1. "You say you've lost weight. Tell me how much weight you've lost in the last month."
2. "My name is Todd. I'll be the nurse taking care of you today. I'm going to ask you a series of questions to gather your health history."
3. "I have no further questions. Thank you for your patience."
4. "Tell me what brought you to the hospital."
5. "So, to summarize, you've lost about 6 lbs in the last month, and your appetite has been poor—correct?"
2. "My name is Todd. I'll be the nurse taking care of you today. I'm going to ask you a series of questions to gather your health history."
4. "Tell me what brought you to the hospital."
1. "You say you've lost weight. Tell me how much weight you've lost in the last month."
5. "So, to summarize, you've lost about 6 lbs in the last month, and your appetite has been poor—correct?"
3. "I have no further questions. Thank you for your patience."
During a visit to the clinic, a patient tells the nurse that he has been having headaches on and off for a week. The headaches sometimes make him feel nauseated. Which of the following responses by the nurse is an example of probing?
1. So you've had headaches periodically in the last week and sometimes they cause you to feel nauseated—correct?
2. Have you taken anything for your headaches?

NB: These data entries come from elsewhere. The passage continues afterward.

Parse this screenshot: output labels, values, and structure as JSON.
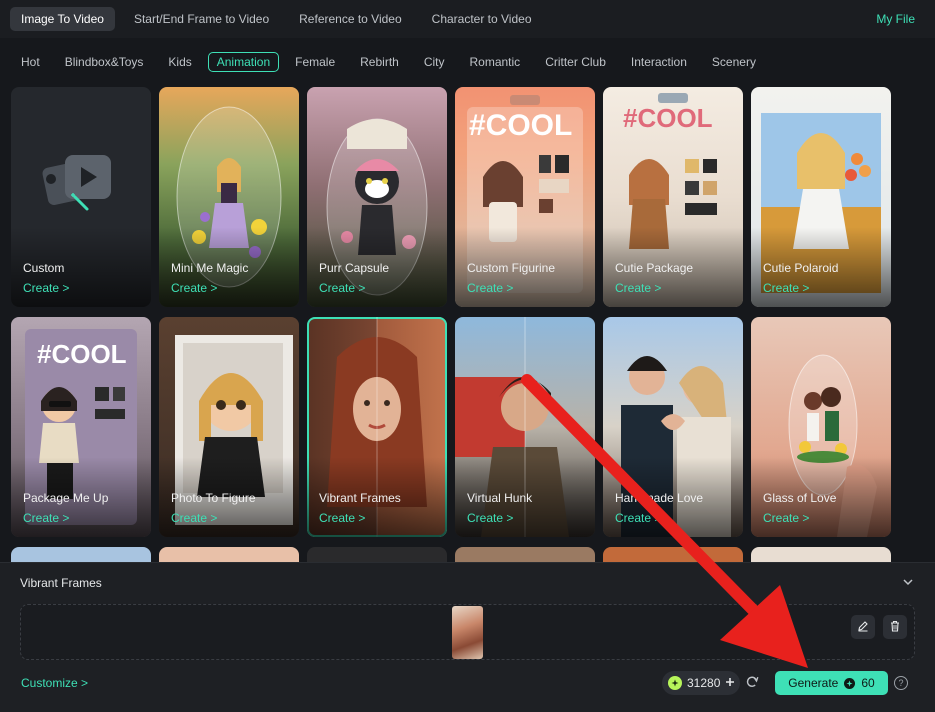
{
  "top_tabs": [
    {
      "label": "Image To Video",
      "active": true
    },
    {
      "label": "Start/End Frame to Video",
      "active": false
    },
    {
      "label": "Reference to Video",
      "active": false
    },
    {
      "label": "Character to Video",
      "active": false
    }
  ],
  "my_file_label": "My File",
  "categories": [
    {
      "label": "Hot",
      "active": false
    },
    {
      "label": "Blindbox&Toys",
      "active": false
    },
    {
      "label": "Kids",
      "active": false
    },
    {
      "label": "Animation",
      "active": true
    },
    {
      "label": "Female",
      "active": false
    },
    {
      "label": "Rebirth",
      "active": false
    },
    {
      "label": "City",
      "active": false
    },
    {
      "label": "Romantic",
      "active": false
    },
    {
      "label": "Critter Club",
      "active": false
    },
    {
      "label": "Interaction",
      "active": false
    },
    {
      "label": "Scenery",
      "active": false
    }
  ],
  "create_label": "Create >",
  "cards_row1": [
    {
      "title": "Custom"
    },
    {
      "title": "Mini Me Magic"
    },
    {
      "title": "Purr Capsule"
    },
    {
      "title": "Custom Figurine",
      "banner": "#COOL"
    },
    {
      "title": "Cutie Package",
      "banner": "#COOL"
    },
    {
      "title": "Cutie Polaroid"
    }
  ],
  "cards_row2": [
    {
      "title": "Package Me Up",
      "banner": "#COOL"
    },
    {
      "title": "Photo To Figure"
    },
    {
      "title": "Vibrant Frames",
      "selected": true
    },
    {
      "title": "Virtual Hunk"
    },
    {
      "title": "Handmade Love"
    },
    {
      "title": "Glass of Love"
    }
  ],
  "panel": {
    "title": "Vibrant Frames",
    "customize_label": "Customize >",
    "credits": "31280",
    "generate_label": "Generate",
    "generate_cost": "60"
  },
  "colors": {
    "accent": "#3ee0b6",
    "arrow": "#e8211d"
  }
}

3. Tell me what makes your headaches begin.
4. Uh huh, tell me more.
3. Tell me what makes your headaches begin
The nurse enters the room of an 82-year-old patient for whom she has not cared previously. The nurse notices that the patient wears a hearing aid. The patient looks up as the nurse approaches the bedside. Which of the following approaches are likely to be effective with an older adult? (Select all that apply.)
1. Listen attentively to the patient's story.
2. Use gestures that reinforce your questions or comments.
3. Stand back away from the bedside.
4. Maintain direct eye contact.
5. Ask questions quickly to reduce the patient's fatigue
1. Listen attentively to the patient's story.
2. Use gestures that reinforce your questions or comments.